1. Portability allows you to move your existing mortgage balance, interest rate and term (the number of years remaining on the mortgage) from the home you are selling to a house you are buying. Because portability saves discharge penalties, it's always a good idea to check this feature out.
Need a larger mortgage on the home you are buying? This is a common occurrence.
Most lenders will allow mortgage averaging?
Mortgage Averaging Example:
($200,000 existing x 6%) + ($100,000 added x 4.5%) = 5.5% Blended Rate
÷ by $300,000 total amount needed
The blended rate that determines your monthly mortgage payment on the purchase may be somewhat higher than the current rate. You are, however, saving.
2. Discharge Penalties are usually 3 months interest or the interest differential, whichever is greater. With today's lower rates versus rates one or more years ago, the difference in interest rates can cost $1,000's in penalties.
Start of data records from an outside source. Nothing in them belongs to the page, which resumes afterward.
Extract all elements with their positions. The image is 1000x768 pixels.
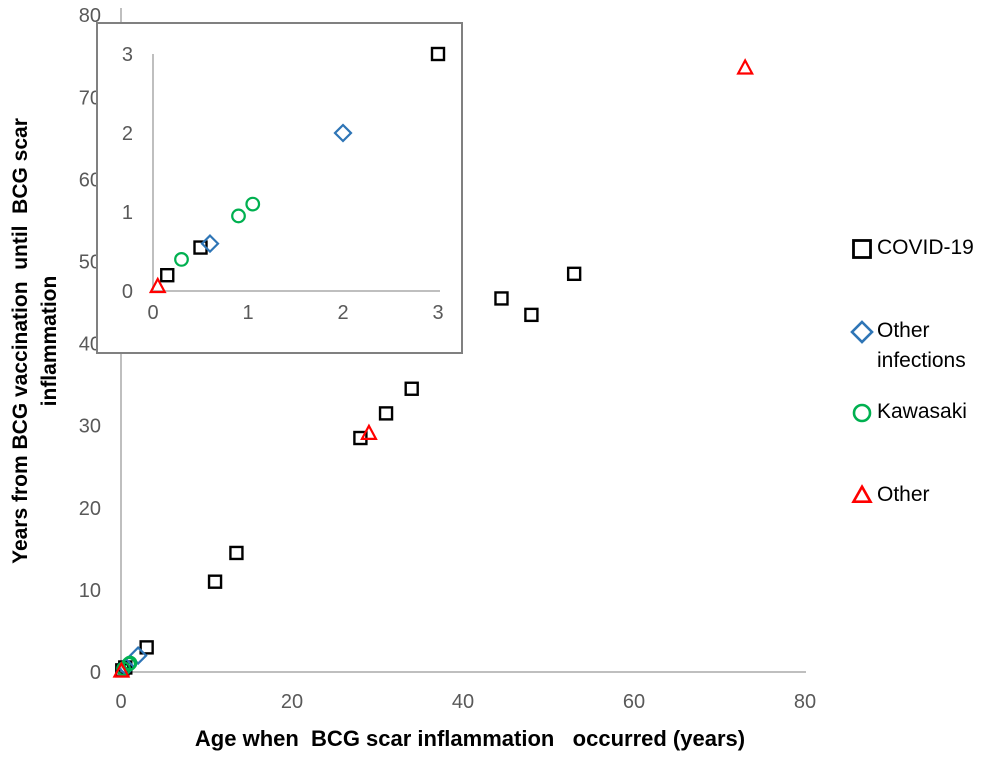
y-tick-label: 20: [79, 498, 101, 520]
x-tick-label: 0: [115, 691, 126, 713]
square-point: [430, 46, 446, 62]
square-point: [404, 381, 419, 396]
x-tick-label: 40: [452, 691, 474, 713]
inset-y-tick-label: 2: [122, 123, 133, 145]
y-tick-label: 80: [79, 5, 101, 27]
circle-point: [245, 196, 261, 212]
diamond-point: [200, 234, 220, 254]
y-tick-label: 50: [79, 252, 101, 274]
square-point: [139, 640, 154, 655]
inset-border: [96, 22, 463, 354]
legend: COVID-19 Other infections Kawasaki Other: [850, 0, 1000, 768]
legend-label-covid19: COVID-19: [877, 236, 974, 259]
inset-x-tick-label: 3: [432, 302, 443, 324]
y-tick-label: 10: [79, 580, 101, 602]
y-tick-label: 70: [79, 87, 101, 109]
inset-series-other: [148, 276, 167, 294]
triangle-point: [112, 661, 131, 678]
inset-plot: 0 1 2 3 0 1 2 3: [96, 22, 463, 354]
legend-label-other-infections: Other infections: [877, 319, 966, 372]
triangle-glyph: [851, 484, 873, 503]
inset-series-kawasaki: [174, 196, 261, 267]
circle-point: [122, 655, 138, 671]
inset-y-tick-label: 3: [122, 44, 133, 66]
inset-x-tick-label: 0: [147, 302, 158, 324]
legend-label-other: Other: [877, 483, 930, 506]
square-point: [494, 291, 509, 306]
x-tick-label: 20: [281, 691, 303, 713]
diamond-icon: [850, 320, 874, 344]
y-tick-label: 60: [79, 169, 101, 191]
y-axis-title-line2: inflammation: [38, 275, 61, 407]
triangle-icon: [851, 484, 873, 503]
inset-y-tick-label: 0: [122, 281, 133, 303]
circle-point: [174, 251, 189, 267]
x-axis-title: Age when BCG scar inflammation occurred …: [194, 726, 746, 751]
y-axis-title-line1: Years from BCG vaccination until BCG sca…: [9, 118, 32, 564]
x-tick-label: 80: [794, 691, 816, 713]
square-point: [378, 406, 394, 421]
inset-tick-labels: 0 1 2 3 0 1 2 3: [122, 44, 444, 324]
inset-series-other-infections: [200, 123, 353, 254]
y-tick-label: 40: [79, 334, 101, 356]
legend-item-covid19: COVID-19: [850, 233, 974, 263]
legend-item-kawasaki: Kawasaki: [850, 397, 967, 427]
diamond-point: [333, 123, 353, 143]
square-point: [524, 307, 539, 323]
inset-y-tick-label: 1: [122, 202, 133, 224]
x-tick-label: 60: [623, 691, 645, 713]
square-point: [160, 268, 175, 283]
diamond-glyph: [850, 320, 874, 344]
y-tick-label: 0: [90, 662, 101, 684]
triangle-point: [360, 423, 378, 440]
legend-item-other-infections: Other infections: [850, 316, 989, 376]
inset-x-tick-label: 1: [242, 302, 253, 324]
triangle-point: [148, 276, 167, 294]
square-point: [229, 545, 244, 561]
circle-glyph: [852, 403, 872, 423]
circle-icon: [852, 403, 872, 423]
circle-point: [231, 208, 246, 224]
square-icon: [852, 239, 872, 259]
series-other: [112, 58, 754, 678]
square-point: [207, 574, 223, 589]
triangle-point: [736, 58, 754, 75]
y-tick-label: 30: [79, 416, 101, 438]
inset-x-tick-label: 2: [337, 302, 348, 324]
y-axis-title: Years from BCG vaccination until BCG sca…: [6, 31, 64, 651]
legend-item-other: Other: [850, 480, 930, 510]
diamond-point: [128, 646, 148, 666]
square-point: [566, 266, 582, 282]
legend-label-kawasaki: Kawasaki: [877, 400, 967, 423]
square-glyph: [852, 239, 872, 259]
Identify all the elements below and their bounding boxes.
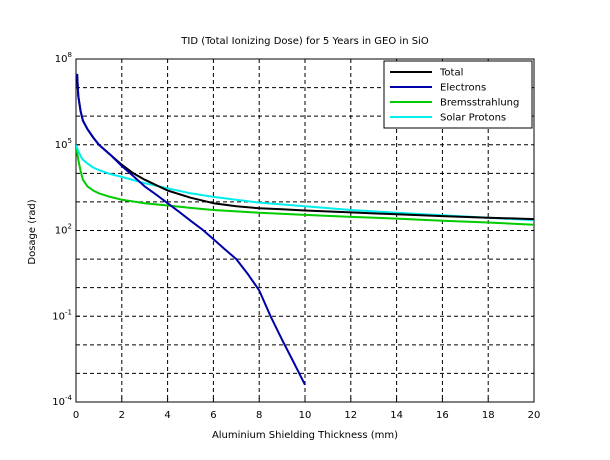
x-tick-label: 4 [164,410,170,421]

- i. Example, 3 Months Interest Calculation Example:
$200,000 X 6% = $1,000 x 3 mo's = a $3,000 Penalty
÷ by 12 mo's
- ii. Example, Interest Differential Calculation:
$200,000 existing mortgage at 6.0% with 24 months remaining.
Less current 2-year rate of 4.5%
Interest Rate Differential is 1.5% per annum.
$200,000 x 2 years x 1.5% p.a. = a $6,000 Penalty
That's $6,000 in payout penalty, as the interest rate differential is greater.
As well, lenders may calculate the penalty differently. Some may also add an administration fee for paying your mortgage out early. These are important aspects of selling in today's market. With mortgage rates hitting new lows, the penalties can change from the time you enquire to the closing date. As the existing rate lowers, the penalty can be greater. As a sound practice, get all penalties and costs in writing from the lender.